Pedro Proença, the lawyer for five of the clients, suggests the fraud is actually much larger than newspapers so far have made out – and that it may well include foreigners/ foreign residents among the victims.
Proença also believes there is more to this fraud than the one woman (Raquel Godinho) who drove over a cliff as she took her children to school one morning, killing herself and her mother. (The two children, miraculously, escaped from the car filling up with water and clung to rocks until help arrived.)
The lawyer tells Correio da Manhã that it has now become clear that “many of the victims” did not have their money in accounts managed by Raquel, who is understood to have chosen suicide over explaining her fraud to the bank hierarchy (and for some reason decided to take her immediate family with her).
Proença stresses that his own inquiries this far have shown “there was falsification of signatures en masse” – and in at least one case (which served to withdraw ‘a large amount of money’) the signature on the documents was that of a foreign man, when the account was in the name of a Portuguese woman, resident in Ericeira.
“It is a legible signature”, Proença tells CM, saying the signatory “must have made a mistake (…) but this is what has led us to believe that there are many more victims than initially suggested, some of them being foreign residents”.
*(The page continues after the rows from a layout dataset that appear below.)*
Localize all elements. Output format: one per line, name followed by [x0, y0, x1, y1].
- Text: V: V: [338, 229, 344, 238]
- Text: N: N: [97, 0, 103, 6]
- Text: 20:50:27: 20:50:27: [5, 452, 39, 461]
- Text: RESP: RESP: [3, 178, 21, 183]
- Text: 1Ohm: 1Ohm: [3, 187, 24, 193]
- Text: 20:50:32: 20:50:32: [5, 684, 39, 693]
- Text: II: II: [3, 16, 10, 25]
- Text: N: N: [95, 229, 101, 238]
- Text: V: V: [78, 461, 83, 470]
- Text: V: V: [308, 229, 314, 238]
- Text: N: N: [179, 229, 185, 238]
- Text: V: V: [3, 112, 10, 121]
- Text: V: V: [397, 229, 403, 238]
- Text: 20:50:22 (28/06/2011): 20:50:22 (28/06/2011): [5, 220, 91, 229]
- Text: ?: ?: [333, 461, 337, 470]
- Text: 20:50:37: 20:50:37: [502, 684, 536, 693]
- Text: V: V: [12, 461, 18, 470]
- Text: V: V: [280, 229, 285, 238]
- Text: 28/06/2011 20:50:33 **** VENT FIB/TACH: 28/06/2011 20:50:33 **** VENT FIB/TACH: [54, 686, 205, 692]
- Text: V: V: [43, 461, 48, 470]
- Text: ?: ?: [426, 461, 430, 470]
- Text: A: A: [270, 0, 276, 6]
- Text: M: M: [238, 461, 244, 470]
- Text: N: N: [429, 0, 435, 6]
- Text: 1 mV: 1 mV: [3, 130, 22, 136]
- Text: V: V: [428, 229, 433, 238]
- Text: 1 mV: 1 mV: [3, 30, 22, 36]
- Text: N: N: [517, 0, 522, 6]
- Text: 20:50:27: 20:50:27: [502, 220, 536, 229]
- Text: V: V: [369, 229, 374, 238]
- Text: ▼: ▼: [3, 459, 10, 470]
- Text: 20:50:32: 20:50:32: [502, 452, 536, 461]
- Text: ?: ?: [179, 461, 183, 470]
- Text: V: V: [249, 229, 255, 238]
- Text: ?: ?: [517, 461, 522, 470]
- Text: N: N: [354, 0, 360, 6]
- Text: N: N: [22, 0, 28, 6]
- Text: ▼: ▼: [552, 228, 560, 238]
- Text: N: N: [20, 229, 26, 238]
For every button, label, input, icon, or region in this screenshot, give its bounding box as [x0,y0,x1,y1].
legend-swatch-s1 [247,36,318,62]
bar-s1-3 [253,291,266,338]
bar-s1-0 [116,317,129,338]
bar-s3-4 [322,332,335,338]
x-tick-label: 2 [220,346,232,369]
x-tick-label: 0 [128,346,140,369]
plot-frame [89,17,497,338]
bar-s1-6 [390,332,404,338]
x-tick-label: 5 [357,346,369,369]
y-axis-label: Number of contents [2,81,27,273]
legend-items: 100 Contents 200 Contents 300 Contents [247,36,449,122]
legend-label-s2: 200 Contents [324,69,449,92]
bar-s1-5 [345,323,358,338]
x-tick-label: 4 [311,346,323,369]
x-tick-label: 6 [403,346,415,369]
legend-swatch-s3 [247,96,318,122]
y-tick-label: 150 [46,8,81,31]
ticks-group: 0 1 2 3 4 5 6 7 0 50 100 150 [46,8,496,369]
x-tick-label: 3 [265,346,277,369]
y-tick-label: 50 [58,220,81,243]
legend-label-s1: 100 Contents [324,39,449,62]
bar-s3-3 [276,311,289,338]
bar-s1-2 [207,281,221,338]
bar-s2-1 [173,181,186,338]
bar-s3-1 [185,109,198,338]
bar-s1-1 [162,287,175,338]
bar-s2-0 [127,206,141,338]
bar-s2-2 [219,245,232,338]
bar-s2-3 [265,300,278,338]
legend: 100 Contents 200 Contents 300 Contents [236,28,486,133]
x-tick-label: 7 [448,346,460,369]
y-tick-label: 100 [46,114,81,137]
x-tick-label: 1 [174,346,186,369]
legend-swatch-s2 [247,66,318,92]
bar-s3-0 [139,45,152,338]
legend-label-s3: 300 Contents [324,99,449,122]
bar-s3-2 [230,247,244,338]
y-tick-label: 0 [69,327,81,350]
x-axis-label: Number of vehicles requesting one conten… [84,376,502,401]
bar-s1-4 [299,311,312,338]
And this all feeds into the scenario of a fraud perpetrated by more than just Raquel Godinho.
Said Pedro Proença: “We wait now for public prosecutors to collect all the information, and send the dubious documents to the police scientific laboratory, so that we can understand who Raquel’s accomplices were.
“Our desire is that everything will start developing quickly so that the victims can be reimbursed”, the lawyer added.
This has always been the ‘moot point’ of this terrible story: Millennium BCP has been depicted as always “being vague, and not clarifying any questions raised”, says CM.
A source for the bank is quoted as having told the paper: “On this subject, the Bank does not comment further than reaffirming that all complaints presented and frauds detected are always analysed with maximum rigour, and if it is concluding that the client is correct, even if there has been no complaint, the Bank takes adequate measures to ensure clients are in no way prejudiced”.
This is all very fine, but as CM has explained in the past, some of the signature forgeries were so convincing that the Bank did not accept that the client had not signed the relevant documents. In other words, the Bank did not accept that there had been ‘fraud’.
Equally, to this day, the clients of Raquel have not received a full reimbursement of the amounts they claim to have lost.